En parte tiene que ver con el relevo generacional. Los unos se resisten a abandonar sus viejos modos, los otros se resisten a no explorar los nuevos modos que otros están desarrollando. No es una tensión radical, todo o nada, hay grados de libertad, flexibilidad para sostener aún cosas de lo viejo que merecen la pena, sin por ello perder aquello que nos ancla a nuestro tiempo, que siempre es cambiante. Puede ser vintage, neoclasicismo o sencilla añoranza. Hay cosas que merece la pena conservar, son como de verdad, las cosas de siempre que nos mantienen unidos simbólicamente con las abuelas, con la historia del barrio, con la tradición, con la patria, terruño, tierra de los antepasados. Sin embargo, estamos vivos, participamos en dinámicas, innovamos, inventamos, generamos estilos y rutinas por el mero hecho de estar vivos, de conversar, compartir, relacionarnos. La innovación tiene un prurito de inteligencia, de elite, es un descubrimiento o un secreto, algo nuestro que sólo nosotros hemos creado y comprendido, y que ahora servimos a los demás para su disfrute. Llaman simulacro al mantenimiento de cierto aire tradicional en los objetos culturales, pero ofrecidos con ingredientes o servicios contemporáneos. Algo nuevo en un envoltorio antiguo, o al revés. No es lo que fue, desde luego. Si lo venden como historia o tradición, mienten; pero no siempre es así, conservar una fachada mientras el interior del edificio se vacía y reconstruye en tonos contemporáneos, o combinar elementos tradicionales en un ambiente actualizado, puede ofrecer un resultado original, avanzadilla, con estilo. No hay forma de decidir a priori la flexibilidad de la mezcla. No importa, es un problema de estilos y de grupos concretos. La cuestión es que cierta tensión entre lo viejo y lo nuevo forma parte transversal de muchos discursos: políticos, urbanísticos, arquitectónicos, artísticos.

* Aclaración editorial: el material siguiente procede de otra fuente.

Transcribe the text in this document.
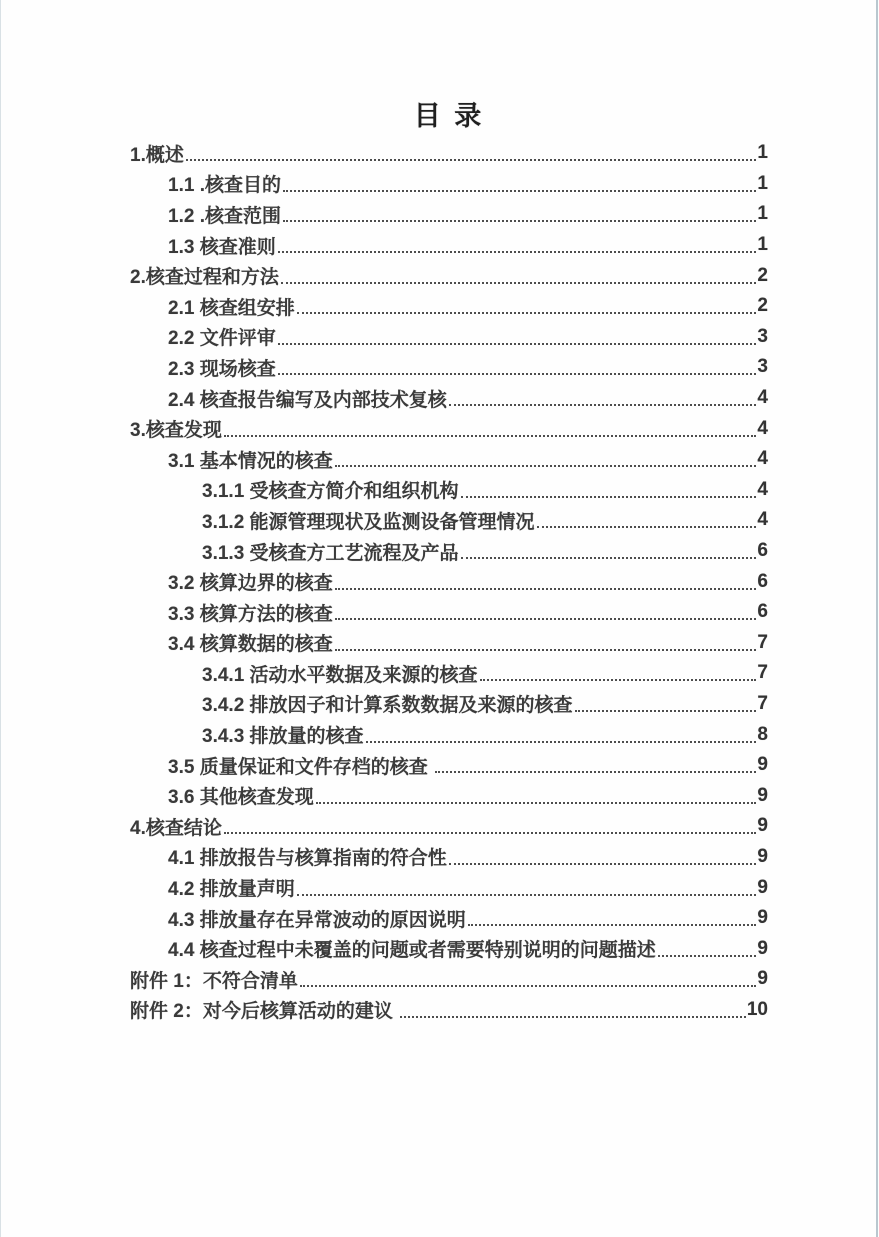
目 录
1.概述	1
1.1 .核查目的	1
1.2 .核查范围	1
1.3 核查准则	1
2.核查过程和方法	2
2.1 核查组安排	2
2.2 文件评审	3
2.3 现场核查	3
2.4 核查报告编写及内部技术复核	4
3.核查发现	4
3.1 基本情况的核查	4
3.1.1 受核查方简介和组织机构	4
3.1.2 能源管理现状及监测设备管理情况	4
3.1.3 受核查方工艺流程及产品	6
3.2 核算边界的核查	6
3.3 核算方法的核查	6
3.4 核算数据的核查	7
3.4.1 活动水平数据及来源的核查	7
3.4.2 排放因子和计算系数数据及来源的核查	7
3.4.3 排放量的核查	8
3.5 质量保证和文件存档的核查	9
3.6 其他核查发现	9
4.核查结论	9
4.1 排放报告与核算指南的符合性	9
4.2 排放量声明	9
4.3 排放量存在异常波动的原因说明	9
4.4 核查过程中未覆盖的问题或者需要特别说明的问题描述	9
附件 1：不符合清单	9
附件 2：对今后核算活动的建议	10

Sin embargo, debemos reparar en que lo tradicional no es sino un antiguo simulacro, algo que vino a ser como si fuera algo que hubo más atrás, en las abuelas de nuestras abuelas, en la edad dorada de quienes nosotros fijamos como nuestra edad dorada. No hay pureza, sino mixtura, mestizaje, sincretismo, emigrantes en nuestra tierra o en otras. Decir que hay que conservar los edificios de nuestra tradición es como fijar un tiempo canónico, adánico, en el principio de los tiempos, sin que importe mucho que aquellos se edificaron sobre las ruinas de otros anteriores. No hay una verdad que deba preservarse del simulacro, sino simulacros en competencia. Rechazamos la innovación en cierto campo (mientras la aceptamos en otros, esto es llamativo, con los mismos argumentos) porque violenta, disfraza o desplaza a simulacros antiguos a los que llamamos la verdad de la tradición, o mejor dicho, nuestra vedad de nuestra tradición. La identidad que tomamos del nosotros/tradición está en juego (qui perd els origens, perd identitat, cantaba Raimon), así que vamos resolviendo estos dilemas de maneras algo diferentes en campos diferentes, mientras construimos nuevas identidades viejas, simulacros nosotros también de quienes en un tiempo fuimos, de lo que seremos después.
También debemos reparar en que el simulacro actual es el hábitat donde crecerán los siguientes, ciclo de eterno retorno. Un respeto para los siguientes, igual que para los anteriores.